"Sana söylemiştim, Azap. Sana söylemiştim." diyerek huzursuzca oturduğu yerden kocasına doğru bakıyordu, Ayşe. Akşam yemeğinde olan şeyleri kendi gözleriyle görmüştü. Şafak'ın kızına olan ilgisini farketmişti, içindeki korkuların gerçeğe dönüşüyor olması onu normalinden daha fazla endişelendiriyordu. O gece akşam yemeğinden sonra mutfakta işleri hallederken Şafak'ın annesiyle mutfak kapısında bir şeyler konuştuğunu görmüştü Ayşe ve o an ona mantıklı gelen bir şey yapmış, Sultan'la konuşurken bu hafta evde de yoğun olacağını çünkü kuzeni Kerim'in kızını istemeye geleceğini söylemişti. Bu bir yalan değildi. Ayşe'nin ablası Zeynep, Kerim 4 yaşındayken doğan Kamer'i hep seni oğluma alacağım diye sevmişti. Onlar doğduklarından beri beraberlerdi.
"Duyup duymadığını bilmem ama ben Kamer'in bir nişanlı olduğunu anlatmaya çalıştım, kızıma musallat olmadan önce bunu bilse iyi olacaktır." demişti Ayşe, koltuğa otururken. Ama yüreği öyle huzursuzdu ki hiç rahat hissetmiyordu.
"Ayşe fazla endişeleniyorsun, biraz sakin davran artık kendine hakim ol.

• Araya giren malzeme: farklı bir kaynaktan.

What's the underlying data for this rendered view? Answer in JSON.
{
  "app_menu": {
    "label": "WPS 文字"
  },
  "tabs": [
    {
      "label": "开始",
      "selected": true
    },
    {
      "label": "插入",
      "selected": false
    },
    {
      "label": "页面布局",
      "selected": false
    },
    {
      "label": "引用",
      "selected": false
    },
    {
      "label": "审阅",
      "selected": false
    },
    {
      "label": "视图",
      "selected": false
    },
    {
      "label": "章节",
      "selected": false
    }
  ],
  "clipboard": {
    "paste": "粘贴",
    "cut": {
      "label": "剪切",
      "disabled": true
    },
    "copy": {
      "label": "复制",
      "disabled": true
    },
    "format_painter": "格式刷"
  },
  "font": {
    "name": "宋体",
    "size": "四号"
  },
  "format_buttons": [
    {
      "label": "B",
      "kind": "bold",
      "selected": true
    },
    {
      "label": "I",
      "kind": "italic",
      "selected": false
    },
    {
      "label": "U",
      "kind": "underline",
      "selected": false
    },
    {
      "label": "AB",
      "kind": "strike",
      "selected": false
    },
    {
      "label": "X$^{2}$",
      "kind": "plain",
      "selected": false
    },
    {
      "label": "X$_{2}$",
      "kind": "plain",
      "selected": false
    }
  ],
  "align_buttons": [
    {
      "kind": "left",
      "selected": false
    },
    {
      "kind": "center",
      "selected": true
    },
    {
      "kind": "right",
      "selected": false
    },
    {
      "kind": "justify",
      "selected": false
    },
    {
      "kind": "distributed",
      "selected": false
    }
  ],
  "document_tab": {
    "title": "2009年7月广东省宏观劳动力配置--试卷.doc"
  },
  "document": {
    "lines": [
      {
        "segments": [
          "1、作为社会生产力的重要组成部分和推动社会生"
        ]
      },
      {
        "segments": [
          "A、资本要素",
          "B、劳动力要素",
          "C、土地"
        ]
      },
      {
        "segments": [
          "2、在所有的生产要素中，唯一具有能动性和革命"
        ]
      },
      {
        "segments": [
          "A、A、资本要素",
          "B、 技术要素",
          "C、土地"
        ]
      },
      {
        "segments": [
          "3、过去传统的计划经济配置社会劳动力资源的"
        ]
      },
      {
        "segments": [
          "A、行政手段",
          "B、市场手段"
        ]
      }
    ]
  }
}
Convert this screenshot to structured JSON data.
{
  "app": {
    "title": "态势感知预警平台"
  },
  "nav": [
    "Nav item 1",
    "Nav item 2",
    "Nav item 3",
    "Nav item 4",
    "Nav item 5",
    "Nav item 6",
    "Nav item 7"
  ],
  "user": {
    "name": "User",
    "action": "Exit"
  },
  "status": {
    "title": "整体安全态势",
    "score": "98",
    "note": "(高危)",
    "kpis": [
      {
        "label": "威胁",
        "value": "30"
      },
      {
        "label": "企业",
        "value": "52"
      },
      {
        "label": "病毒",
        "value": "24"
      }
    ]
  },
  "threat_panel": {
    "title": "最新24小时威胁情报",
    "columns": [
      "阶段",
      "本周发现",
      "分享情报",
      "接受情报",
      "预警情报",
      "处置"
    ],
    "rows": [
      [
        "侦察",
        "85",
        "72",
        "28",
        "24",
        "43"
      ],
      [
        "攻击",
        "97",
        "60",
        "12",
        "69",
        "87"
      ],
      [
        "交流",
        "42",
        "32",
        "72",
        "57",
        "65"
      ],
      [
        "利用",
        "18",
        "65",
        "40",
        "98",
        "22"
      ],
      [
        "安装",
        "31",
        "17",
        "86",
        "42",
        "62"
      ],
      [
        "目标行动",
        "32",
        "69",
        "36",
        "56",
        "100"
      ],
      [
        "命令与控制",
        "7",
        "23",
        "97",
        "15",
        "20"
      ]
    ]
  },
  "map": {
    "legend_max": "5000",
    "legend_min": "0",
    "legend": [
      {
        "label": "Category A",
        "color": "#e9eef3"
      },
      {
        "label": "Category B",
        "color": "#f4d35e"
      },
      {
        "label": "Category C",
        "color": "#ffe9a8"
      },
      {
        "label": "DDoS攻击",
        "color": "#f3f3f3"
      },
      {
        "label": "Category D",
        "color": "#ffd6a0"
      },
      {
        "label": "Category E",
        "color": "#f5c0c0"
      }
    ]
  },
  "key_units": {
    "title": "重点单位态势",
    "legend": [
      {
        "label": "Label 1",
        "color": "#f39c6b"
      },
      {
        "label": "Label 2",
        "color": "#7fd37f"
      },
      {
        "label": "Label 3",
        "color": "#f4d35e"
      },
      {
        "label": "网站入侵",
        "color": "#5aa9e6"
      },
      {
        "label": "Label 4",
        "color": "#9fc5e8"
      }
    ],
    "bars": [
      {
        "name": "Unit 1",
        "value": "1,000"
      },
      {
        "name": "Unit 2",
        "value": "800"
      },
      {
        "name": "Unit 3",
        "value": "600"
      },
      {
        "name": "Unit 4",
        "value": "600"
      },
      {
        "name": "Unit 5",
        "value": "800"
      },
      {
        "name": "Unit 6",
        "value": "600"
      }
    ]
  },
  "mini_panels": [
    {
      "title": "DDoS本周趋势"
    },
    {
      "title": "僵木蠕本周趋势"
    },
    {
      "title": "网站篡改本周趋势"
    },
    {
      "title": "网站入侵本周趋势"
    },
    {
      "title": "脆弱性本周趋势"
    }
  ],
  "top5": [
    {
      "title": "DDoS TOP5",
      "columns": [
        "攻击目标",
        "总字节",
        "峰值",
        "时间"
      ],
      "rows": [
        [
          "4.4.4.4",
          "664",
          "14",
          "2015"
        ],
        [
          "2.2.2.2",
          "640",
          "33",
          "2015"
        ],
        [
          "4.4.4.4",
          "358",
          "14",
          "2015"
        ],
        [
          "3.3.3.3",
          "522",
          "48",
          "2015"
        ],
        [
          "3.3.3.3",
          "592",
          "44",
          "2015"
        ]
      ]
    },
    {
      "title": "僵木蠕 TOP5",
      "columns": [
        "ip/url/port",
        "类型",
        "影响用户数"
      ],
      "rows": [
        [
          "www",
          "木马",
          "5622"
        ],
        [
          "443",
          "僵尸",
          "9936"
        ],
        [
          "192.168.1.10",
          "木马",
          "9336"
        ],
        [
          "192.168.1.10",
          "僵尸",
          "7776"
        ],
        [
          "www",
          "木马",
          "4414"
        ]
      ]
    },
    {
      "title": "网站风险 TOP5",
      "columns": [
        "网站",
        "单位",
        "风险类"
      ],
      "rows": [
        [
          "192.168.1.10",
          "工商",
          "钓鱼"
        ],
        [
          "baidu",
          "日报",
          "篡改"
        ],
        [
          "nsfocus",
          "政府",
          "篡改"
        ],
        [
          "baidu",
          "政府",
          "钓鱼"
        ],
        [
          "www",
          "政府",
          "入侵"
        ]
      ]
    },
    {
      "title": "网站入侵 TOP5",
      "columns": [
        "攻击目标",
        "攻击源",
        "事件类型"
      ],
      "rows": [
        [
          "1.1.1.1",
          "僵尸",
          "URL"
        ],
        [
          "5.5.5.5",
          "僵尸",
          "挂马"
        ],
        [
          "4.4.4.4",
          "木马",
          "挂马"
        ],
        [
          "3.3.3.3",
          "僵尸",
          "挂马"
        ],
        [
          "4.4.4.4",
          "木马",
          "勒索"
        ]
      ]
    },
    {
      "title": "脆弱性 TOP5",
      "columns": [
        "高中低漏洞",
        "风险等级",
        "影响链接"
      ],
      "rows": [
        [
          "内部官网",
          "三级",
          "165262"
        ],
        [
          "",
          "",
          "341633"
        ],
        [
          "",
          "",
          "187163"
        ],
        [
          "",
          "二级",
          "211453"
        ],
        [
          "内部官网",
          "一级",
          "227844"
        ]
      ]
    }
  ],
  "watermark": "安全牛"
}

Senin bu hareketlerin yüzünden iki gündür kızın yüzü gülmez." diye kızmıştı Azap, kızının yüzünün gülmemesine dayanamıyordu. Onu hep neşeli görmüştü bu zamana kadar, şimdi böyle görünce canı yanıyordu.
"Nasıl sakin olayım, dün akşam nasıl baktığını görseydin sen de beni anlardın! Korkarım Azap, korkarım!"
"Anne, neden kızıyorsun babama yine?" diyerek salona girmişti Kamer, annesiyle şakalaşarak. "Ona kızma bana kız." derken babasına doğru ilerlemiş ve yanına oturup koluna sarılmıştı. Ayşe kızına doğru ters bir bakış atarken derin bir nefes almıştı. Onun korkusu Kamer'i bu aileye yem etmemekti. Çünkü o adamla olursa kızı yemden başka hiçbir şey olmayacaktı. O adam ne olursa olsun bir annenin evladını öldürmüştü, bütün köy onu Atilla ağanın katil oğlu diye biliyordu.
"Günaydın kızım, bakma annene sen her zaman ki halidir." demişti Azap gülümseyerek kızının saçlarını okşarken.
"Kamer, kalk kahvaltıyı hazırla ben konağa gidip geleyim." derken oturduğu yerden kalkmıştı Ayşe.
"Tamam anne, hazırlarım hemen."
"Ben gelene kadar hazır olsun, bahçeye falan çıkayım demeyesin çiçekleri ben sularım." demişti Ayşe, evlerinin önünde Kamer'in küçük bir çiçek alanı vardı, her sabah onları sulardı ama şimdi kızının bahçeye çıkmasından bile endişelenir olmuştu. Aklı çok karışıktı, yüreği çok endişeliydi. Evladının zarar görmesinden korkan güçsüz bir anneydi. Bu aileye göre ellerinde hiçbir güç yoktu, bu korkutucuydu.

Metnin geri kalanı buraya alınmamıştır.